Member of the Georgia House of Representatives from the 144th district
- In office 2008 – January 14, 2019
- Preceded by: Jimmy Pruett
- Succeeded by: Danny Mathis

Personal details
- Born: September 7, 1943 (age 82) Macon, Georgia, U.S.
- Party: Democratic (?–2010) Republican (2010–present)

= Bubber Epps =

American politician

James A. "Bubber" Epps (born September 7, 1943) is an American politician. Epps is a retired paving contractor, living in Dry Branch. He previously served as a member of the Georgia House of Representatives from the 144th District, serving from 2008 until Jan. 14, 2019. He is a member of the Republican party.

==Biography==
He was born in Bibb County and graduated from Twiggs County High School. He studied at Brewton Parker College and Mercer University, gaining a Bachelor of Science in Political Science and a master's degree in Education. He spent the early years of his adult life in education working at the University of Georgia and then joined his family's paving business, Epps Brothers Construction Company, Inc. where he retired in 2007.

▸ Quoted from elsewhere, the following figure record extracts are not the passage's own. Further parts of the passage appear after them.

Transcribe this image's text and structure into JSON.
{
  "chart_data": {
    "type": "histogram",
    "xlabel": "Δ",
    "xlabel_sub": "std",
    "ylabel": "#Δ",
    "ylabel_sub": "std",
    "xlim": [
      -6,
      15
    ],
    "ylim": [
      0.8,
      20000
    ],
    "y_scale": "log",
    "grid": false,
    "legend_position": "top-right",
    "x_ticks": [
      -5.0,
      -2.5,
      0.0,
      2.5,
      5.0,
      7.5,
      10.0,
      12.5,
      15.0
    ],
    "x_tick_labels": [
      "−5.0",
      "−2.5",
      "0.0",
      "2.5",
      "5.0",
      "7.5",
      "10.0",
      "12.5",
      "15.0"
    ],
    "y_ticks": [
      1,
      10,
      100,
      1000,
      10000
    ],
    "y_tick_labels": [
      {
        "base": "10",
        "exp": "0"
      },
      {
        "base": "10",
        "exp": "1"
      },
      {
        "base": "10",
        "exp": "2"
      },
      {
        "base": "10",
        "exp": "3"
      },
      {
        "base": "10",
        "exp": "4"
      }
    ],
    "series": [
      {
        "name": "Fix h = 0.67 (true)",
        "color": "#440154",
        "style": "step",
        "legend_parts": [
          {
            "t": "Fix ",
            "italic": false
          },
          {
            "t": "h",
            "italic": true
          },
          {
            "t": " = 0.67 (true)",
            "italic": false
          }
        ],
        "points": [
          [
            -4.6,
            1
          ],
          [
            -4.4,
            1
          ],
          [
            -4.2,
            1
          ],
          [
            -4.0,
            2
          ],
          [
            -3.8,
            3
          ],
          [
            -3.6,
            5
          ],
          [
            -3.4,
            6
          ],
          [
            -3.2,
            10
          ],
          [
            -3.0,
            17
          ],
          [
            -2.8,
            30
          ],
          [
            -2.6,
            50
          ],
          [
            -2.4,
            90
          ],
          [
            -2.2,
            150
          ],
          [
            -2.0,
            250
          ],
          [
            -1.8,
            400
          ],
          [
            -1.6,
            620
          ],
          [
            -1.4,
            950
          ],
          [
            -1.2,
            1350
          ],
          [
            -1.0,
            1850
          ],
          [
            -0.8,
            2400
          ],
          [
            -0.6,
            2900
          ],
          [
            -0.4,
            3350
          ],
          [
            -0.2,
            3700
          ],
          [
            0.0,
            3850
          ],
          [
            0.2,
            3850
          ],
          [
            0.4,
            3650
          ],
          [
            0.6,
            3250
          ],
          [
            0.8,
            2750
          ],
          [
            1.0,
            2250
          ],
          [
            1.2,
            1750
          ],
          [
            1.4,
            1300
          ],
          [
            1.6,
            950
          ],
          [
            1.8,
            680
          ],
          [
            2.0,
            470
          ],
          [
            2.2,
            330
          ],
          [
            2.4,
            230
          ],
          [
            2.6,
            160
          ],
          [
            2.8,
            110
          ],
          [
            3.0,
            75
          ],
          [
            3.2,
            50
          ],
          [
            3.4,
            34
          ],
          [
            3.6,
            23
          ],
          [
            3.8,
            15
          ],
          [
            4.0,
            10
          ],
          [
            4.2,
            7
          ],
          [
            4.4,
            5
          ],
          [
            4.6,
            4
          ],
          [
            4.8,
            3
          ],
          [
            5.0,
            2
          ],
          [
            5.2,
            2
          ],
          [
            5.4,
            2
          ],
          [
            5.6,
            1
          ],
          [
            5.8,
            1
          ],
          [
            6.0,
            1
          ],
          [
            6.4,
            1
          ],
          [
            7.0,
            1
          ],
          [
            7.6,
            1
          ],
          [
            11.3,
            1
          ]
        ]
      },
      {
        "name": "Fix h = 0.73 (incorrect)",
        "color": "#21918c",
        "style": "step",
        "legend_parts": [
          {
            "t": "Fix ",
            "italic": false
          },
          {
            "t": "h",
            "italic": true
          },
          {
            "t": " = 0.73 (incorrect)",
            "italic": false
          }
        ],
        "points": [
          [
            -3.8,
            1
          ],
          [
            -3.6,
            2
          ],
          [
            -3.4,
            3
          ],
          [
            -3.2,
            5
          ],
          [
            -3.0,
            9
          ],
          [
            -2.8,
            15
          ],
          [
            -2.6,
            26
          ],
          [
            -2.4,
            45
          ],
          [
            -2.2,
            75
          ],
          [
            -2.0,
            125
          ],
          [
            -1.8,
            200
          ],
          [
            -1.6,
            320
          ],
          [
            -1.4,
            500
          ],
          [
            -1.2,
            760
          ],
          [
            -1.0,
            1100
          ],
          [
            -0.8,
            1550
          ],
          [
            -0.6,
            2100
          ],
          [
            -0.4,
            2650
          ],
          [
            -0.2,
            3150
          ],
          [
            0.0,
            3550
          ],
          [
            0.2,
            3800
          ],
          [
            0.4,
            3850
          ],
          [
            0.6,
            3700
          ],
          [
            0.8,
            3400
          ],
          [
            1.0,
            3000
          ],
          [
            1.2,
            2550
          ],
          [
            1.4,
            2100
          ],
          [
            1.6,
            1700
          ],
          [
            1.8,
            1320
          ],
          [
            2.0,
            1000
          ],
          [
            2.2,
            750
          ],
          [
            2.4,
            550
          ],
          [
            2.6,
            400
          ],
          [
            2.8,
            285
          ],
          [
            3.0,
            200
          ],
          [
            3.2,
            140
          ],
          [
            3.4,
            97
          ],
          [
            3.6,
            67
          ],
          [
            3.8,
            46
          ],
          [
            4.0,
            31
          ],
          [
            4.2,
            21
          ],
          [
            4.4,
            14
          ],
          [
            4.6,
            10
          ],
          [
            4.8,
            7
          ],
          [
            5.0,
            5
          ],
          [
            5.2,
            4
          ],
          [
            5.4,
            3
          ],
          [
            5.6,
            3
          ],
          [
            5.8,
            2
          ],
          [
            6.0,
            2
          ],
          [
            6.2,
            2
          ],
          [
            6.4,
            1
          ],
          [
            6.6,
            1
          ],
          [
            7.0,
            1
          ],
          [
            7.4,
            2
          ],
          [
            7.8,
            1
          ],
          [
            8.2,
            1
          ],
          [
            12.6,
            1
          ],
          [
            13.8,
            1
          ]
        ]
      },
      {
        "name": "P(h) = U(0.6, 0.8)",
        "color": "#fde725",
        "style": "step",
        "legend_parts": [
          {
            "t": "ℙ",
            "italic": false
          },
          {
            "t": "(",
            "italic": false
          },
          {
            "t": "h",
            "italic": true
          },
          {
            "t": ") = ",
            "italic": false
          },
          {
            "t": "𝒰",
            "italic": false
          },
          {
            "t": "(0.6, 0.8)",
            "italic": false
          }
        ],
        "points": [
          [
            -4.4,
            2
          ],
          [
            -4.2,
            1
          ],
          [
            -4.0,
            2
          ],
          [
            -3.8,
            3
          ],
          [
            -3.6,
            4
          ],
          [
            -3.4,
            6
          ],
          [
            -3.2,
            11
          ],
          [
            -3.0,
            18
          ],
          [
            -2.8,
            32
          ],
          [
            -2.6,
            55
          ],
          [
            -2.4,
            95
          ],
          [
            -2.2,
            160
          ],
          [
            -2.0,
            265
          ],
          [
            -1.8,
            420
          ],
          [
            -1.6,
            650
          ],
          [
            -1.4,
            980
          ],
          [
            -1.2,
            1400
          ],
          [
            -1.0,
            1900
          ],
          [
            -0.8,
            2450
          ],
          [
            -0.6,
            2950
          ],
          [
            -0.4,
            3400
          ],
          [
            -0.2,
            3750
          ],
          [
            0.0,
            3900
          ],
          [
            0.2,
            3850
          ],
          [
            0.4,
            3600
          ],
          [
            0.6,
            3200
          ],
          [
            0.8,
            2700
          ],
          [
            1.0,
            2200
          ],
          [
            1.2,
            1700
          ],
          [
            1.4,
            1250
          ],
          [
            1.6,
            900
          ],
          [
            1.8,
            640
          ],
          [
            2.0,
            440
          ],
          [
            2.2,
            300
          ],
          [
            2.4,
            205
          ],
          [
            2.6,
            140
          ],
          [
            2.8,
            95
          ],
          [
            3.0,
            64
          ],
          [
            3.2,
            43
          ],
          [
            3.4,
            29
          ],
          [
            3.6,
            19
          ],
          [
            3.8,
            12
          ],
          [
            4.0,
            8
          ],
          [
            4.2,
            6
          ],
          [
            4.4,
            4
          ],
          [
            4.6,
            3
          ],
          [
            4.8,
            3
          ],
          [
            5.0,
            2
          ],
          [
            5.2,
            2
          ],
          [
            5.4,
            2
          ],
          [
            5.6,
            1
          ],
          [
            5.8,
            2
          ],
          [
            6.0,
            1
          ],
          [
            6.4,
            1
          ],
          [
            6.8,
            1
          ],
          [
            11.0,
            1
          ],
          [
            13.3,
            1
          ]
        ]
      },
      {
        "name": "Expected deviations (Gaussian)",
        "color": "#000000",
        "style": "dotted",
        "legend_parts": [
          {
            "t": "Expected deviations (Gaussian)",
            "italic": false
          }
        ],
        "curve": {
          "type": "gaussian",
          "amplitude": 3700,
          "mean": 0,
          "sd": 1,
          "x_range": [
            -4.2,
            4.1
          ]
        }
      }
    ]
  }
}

He is married to Kathryn. They have three children, eight grandchildren and two great grandchildren. Epps is a lifelong member and a Deacon of Antioch Baptist Church in Dry Branch.

==Political career==
Epps represented the 144th district, covering Bleckley, Twiggs and Wilkinson Counties as well as parts of Bibb, Houston, Jones and Laurens Counties, from 2009 to 2019.

He was chairman of the House Motor Vehicles Committee and secretary of the House Transportation Committee.